Spectral properties of surface-localized transmission eigenmodes and applications to inverse scattering problems

TL;DR

This paper studies the spectral behavior of surface-localized transmission eigenmodes in wave scattering, providing bounds and insights that enhance understanding of their geometric and inverse scattering properties.

Contribution

It derives sharp spectral density estimates for transmission eigenfunctions, revealing their boundary localization and connecting spectral properties with geometric rigidity.

Findings

Many eigenfunctions localize near the boundary

Established bounds on spectral density of eigenfunctions

Implications for inverse scattering theory

Abstract

This paper investigates a distinctive spectral pattern exhibited by transmission eigenfunctions in wave scattering theory.

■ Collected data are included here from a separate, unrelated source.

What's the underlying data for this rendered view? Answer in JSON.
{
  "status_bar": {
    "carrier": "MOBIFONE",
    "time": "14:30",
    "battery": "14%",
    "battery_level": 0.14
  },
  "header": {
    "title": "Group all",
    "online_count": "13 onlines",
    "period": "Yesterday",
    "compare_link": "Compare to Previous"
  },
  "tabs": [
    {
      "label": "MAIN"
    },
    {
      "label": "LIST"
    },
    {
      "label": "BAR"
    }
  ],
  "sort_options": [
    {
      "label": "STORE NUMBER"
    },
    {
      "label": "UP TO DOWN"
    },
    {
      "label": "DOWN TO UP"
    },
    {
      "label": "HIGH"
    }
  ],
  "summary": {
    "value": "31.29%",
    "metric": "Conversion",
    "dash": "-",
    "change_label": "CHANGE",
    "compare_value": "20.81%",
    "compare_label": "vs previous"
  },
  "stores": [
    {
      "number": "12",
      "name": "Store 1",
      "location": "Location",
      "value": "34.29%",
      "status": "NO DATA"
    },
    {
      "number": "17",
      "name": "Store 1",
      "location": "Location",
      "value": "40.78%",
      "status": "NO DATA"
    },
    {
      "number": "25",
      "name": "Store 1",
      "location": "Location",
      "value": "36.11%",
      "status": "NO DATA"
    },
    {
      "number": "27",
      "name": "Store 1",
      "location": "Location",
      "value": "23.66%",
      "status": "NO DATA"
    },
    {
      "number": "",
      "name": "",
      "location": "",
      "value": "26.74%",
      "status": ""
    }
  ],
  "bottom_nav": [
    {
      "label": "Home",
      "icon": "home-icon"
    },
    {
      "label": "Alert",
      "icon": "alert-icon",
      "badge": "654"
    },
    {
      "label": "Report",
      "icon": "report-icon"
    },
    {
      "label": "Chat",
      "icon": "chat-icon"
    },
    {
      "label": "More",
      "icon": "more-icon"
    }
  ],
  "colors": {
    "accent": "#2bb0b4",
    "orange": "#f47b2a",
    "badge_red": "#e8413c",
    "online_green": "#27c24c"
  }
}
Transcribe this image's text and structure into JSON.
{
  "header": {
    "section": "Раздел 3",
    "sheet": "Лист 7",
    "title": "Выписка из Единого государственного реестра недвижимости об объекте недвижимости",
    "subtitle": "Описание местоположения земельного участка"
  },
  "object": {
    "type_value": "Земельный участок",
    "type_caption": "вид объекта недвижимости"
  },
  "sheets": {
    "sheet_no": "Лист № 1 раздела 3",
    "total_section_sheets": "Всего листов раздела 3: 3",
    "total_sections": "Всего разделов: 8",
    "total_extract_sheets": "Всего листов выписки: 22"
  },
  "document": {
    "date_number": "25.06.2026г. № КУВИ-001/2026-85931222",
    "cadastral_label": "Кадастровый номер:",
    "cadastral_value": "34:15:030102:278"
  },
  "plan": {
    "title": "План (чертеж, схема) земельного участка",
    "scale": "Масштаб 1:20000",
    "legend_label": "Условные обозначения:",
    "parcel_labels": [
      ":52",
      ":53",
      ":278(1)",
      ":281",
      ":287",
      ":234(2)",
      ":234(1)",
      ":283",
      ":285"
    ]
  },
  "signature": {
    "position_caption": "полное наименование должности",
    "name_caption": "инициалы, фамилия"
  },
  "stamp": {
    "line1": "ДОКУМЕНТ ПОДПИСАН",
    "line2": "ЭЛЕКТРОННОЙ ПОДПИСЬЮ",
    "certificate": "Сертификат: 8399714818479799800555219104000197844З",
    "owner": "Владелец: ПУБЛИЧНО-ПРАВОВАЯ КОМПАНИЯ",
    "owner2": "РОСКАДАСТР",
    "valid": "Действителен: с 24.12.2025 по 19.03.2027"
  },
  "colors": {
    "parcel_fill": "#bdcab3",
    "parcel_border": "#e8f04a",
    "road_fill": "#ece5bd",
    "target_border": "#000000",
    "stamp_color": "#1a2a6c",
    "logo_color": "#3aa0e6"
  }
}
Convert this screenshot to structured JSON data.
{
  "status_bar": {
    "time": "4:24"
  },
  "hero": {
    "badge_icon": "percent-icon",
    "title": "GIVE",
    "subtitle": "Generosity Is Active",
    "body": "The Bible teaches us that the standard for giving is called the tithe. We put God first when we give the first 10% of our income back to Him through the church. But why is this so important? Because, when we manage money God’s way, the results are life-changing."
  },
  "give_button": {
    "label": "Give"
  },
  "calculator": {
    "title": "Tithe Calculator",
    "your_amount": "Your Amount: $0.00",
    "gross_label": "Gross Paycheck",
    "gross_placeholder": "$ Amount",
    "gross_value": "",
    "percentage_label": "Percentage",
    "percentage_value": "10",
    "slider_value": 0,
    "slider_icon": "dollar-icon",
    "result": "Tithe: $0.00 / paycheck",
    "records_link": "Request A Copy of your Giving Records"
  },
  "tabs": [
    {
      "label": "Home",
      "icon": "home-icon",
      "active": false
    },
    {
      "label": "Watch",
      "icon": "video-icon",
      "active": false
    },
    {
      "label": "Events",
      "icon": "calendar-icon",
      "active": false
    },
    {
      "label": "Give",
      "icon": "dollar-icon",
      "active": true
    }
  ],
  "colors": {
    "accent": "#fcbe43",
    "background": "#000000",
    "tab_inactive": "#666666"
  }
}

Building upon the discovery in [7, 8] that these eigenfunctions localize near the domain boundary, we derive sharp spectral density estimates--establishing both lower and upper bounds--to demonstrate that a significant proportion of transmission eigenfunctions manifest this surface-localizing behavior. Our analysis elucidates the connection between the geometric rigidity of eigenfunctions and their spectral properties. Though primarily explored within a radially symmetric framework, this study provides rigorous theoretical insights, advances new perspectives in this emerging field, and offers meaningful implications for inverse scattering theory.